David Bolnick disagrees. One of 10 local mohels (observant Jews who have studied Jewish law and custom and also the physiology and pathology of the penis) who perform the bris milah, a Jewish circumcision ceremony, Bolnick is also the co-author and editor of a forthcoming medical textbook tentatively titled Surgical Guide to Circumcision. “Mutilation—it’s in the eye of the beholder,” he says. “From the beginning of time, humans have been modifying the body with makeup, piercings, tattoos, plastic surgery—circumcision is just another form of reshaping the body to suit culture and religious tradition.” Further, he says the custom is a “crucial aspect of Jewish identity.” At the bris milah, family and friends gather reverently to celebrate a 4,000-year-old tradition. “It is a way of binding people together ceremonially, physically and spiritually,” he says, and is a sign of the covenant between Jewish people and God. “It’s a reminder of the obligations incumbent upon Jewish people,” he says. “Some rabbis joke that men need more reminding than women.” A rare modern alternative to the ceremony called the brit shalom replaces the bris with a gathering where no cutting takes place. Bolnick says that doesn’t make the child any less Jewish, but such ceremonies are not “fulfilling their obligation to the covenant.” Male circumcision is also a regular part of most Muslim societies—including in Muslim communities here in the Northwest—but it is performed by health care providers.

While decisions by individual families take place mostly behind closed doors, the job of Seattle educator Amy Lang, who coaches parents in how to talk to their children about bodies and sex, remains complicated by conflicting opinions on the practice.
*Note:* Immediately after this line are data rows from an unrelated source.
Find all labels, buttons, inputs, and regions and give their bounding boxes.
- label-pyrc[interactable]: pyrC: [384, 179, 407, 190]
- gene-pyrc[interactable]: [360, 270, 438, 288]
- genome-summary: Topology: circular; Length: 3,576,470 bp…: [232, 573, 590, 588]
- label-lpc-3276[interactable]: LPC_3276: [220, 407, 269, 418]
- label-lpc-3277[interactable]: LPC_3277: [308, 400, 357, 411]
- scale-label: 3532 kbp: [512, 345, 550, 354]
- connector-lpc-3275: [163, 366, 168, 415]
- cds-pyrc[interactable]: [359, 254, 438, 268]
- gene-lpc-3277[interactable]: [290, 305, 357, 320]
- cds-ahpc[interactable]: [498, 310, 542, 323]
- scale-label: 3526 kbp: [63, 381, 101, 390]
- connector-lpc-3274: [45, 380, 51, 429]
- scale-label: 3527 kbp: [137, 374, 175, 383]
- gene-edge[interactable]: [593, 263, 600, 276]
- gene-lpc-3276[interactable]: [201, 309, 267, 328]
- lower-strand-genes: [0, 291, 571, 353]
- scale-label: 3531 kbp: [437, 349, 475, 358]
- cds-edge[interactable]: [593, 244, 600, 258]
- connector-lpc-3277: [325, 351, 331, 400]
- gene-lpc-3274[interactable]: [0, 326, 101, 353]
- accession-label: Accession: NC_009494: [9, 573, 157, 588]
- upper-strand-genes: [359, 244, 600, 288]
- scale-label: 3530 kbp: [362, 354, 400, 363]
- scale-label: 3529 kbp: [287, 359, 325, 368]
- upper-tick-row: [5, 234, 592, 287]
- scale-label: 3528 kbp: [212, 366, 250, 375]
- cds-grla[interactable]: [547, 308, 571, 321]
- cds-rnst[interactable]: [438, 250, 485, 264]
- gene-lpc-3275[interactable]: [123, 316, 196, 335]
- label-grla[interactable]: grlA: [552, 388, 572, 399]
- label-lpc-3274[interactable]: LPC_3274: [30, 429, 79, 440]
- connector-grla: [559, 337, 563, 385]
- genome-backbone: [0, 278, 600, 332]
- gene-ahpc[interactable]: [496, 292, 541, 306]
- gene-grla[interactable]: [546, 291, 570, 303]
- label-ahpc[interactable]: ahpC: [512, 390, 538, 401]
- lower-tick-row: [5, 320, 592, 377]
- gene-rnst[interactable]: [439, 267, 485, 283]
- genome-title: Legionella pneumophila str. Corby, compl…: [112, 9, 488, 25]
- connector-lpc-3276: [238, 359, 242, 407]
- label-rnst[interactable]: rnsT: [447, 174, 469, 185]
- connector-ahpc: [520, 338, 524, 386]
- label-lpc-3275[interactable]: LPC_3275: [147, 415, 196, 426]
Lang, who is not in favor of circumcision, has searched for the proper words to offer parents if boys ask why their fathers’ (or friends’) penises do not look like their own (a concern some parents cite as the reason they decided on circumcision). She suggests that circumcised fathers talking with uncircumcised sons should say, “Here’s the deal. The foreskin of my penis was cut off. Some do it for religious reasons; some think it’s healthier. In our family, we believe that the way your penis is now is the way it should be.”

Will a change in wording—or funding—really make a difference in local circumcision rates? Seattle doctor Charles Mayer, who has performed many circumcisions in the course of his work in family medicine, says even with health information provided, he believes most of the parents he sees finally base their choices more on culture and feelings than a weighing of health risks and benefits. “When it comes down to it,” he says, “most people make an emotional decision.” Which is how circumcision became common practice in the U.S. in the first place.